As Tevis’ income began to rise with his new job and money from his magazine articles, he and Jamie splurged on an old, used dull-green pointed-nose Studebaker they bought for $350. It mattered little that neither had a driver’s license. That would come later.

Soon, Tevis was encouraged to expand his magazine article into a novel, and in 1959, The Hustler hit the bookstores.

Although categorized as fiction, his new book was a result of all those years spent in small-town poolrooms, sometimes cueing it up against the best but, more importantly, filing the experiences away in his mind for later use.

Two years later, his novel hit the big screen in a film adaptation of the same name. It starred Paul Newman as Fast Eddie and Jackie Gleason as Minnesota Fats. A rising star, George C. Scott, also was in the movie.

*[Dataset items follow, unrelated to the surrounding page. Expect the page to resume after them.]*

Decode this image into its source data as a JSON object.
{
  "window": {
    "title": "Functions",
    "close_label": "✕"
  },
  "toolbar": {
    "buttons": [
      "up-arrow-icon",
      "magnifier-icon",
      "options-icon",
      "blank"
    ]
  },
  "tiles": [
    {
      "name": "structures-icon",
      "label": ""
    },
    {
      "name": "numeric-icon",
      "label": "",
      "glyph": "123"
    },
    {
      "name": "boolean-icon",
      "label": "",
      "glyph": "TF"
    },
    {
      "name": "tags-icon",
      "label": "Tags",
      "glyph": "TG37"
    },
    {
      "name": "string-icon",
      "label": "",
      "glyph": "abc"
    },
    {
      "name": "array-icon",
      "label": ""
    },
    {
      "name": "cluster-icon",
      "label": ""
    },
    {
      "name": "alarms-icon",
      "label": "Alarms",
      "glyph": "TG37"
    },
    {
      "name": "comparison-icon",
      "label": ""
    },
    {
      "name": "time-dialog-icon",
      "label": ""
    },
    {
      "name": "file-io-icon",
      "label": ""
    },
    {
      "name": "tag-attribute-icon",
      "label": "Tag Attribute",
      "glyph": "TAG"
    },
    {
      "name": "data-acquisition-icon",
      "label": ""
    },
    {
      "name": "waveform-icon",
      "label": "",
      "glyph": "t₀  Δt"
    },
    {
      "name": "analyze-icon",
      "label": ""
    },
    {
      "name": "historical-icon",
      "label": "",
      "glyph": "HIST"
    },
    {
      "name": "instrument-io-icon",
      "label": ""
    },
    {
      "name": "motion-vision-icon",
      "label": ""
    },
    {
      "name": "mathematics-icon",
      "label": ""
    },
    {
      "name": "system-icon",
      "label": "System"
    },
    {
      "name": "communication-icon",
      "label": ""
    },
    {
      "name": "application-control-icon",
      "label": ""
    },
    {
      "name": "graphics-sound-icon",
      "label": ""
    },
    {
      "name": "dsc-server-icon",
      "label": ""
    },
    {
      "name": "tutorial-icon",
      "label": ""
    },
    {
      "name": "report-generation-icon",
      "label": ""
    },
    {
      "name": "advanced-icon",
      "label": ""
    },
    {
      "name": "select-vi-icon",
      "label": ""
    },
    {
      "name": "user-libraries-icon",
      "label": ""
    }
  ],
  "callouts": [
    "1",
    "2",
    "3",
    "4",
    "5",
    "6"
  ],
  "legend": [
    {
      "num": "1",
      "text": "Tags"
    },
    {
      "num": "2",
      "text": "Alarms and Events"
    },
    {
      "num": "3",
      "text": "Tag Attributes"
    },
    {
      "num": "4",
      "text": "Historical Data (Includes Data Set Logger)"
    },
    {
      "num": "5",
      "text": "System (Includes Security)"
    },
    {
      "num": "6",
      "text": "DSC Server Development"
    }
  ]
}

The Hustler was a major success, and Tevis’ position in life improved with the $25,000 he received for the movie rights. The film was nominated for nine Academy Awards, including best picture. West Side Story garnered best picture honors, but The Hustler won awards for best cinematography, black-and-white; and best art direction–set decoration, black-and-white.

It was said that, following the release of The Hustler, the poolroom industry boomed across America, and bowling alleys suddenly found some spaces for a couple of pool tables.

Shortly after hitting the theaters, The Hustler brought out a multitude of pool sharks who said they were the inspiration for the characters Fast Eddie and Minnesota Fats. Fast Eddie Pelkey and Fast Eddie Parker each claimed to be Tevis’ Fast Eddie Felson. An avalanche of hustlers came out of the woodwork saying they were Minnesota Fats, but Rudolf Wanderone Jr. was the most vocal in insisting that character was modeled on him.

Tevis, however, maintained throughout his life that he and he alone created the characters in his books. They weren’t based on any one personality but combinations of those hustlers who had found their way to Carlisle, Paris, Lexington and Winchester.

Tevis was not a one-hit wonder. His 1963 novel, The Man Who Fell to Earth, was made into a 1976 film of the same name starring musician/actor David Bowie.

In 1986, Hollywood saw the potential of a sequel to The Hustler. Again starring Newman, this time, Tom Cruise was added to the cast of The Color of Money. Jamie Tevis had said it took some persuasion on Walter’s part to bring Newman on board. She also reported that, “While [Walter] received some compensation, his screenplay was not used in production, and he was just paid for the title and the idea of the story.”

After 28 years of marriage, Walter and Jamie divorced. She published a book of her own in 2003, titled My Life With the Hustler.

Walter married second wife Eleanor in 1983, and shortly after finishing the book version of The Color of Money, he died in 1984 of lung cancer at age 56 before seeing it hit the big screen. In 2016, his widow, Eleanor jumped to her death from a three-story church in New York City at the age of 80.

Three of Tevis’ six novels have been adapted into movies, and his books have been translated into 18 languages. Along the way, he left his mark as a teacher on the small Kentucky towns of Irvine, Hawesville, Carlisle and Science Hill, and at Northern Kentucky University. In January 2018, Tevis received long-overdue accolades with his induction into the Kentucky Writers Hall of Fame.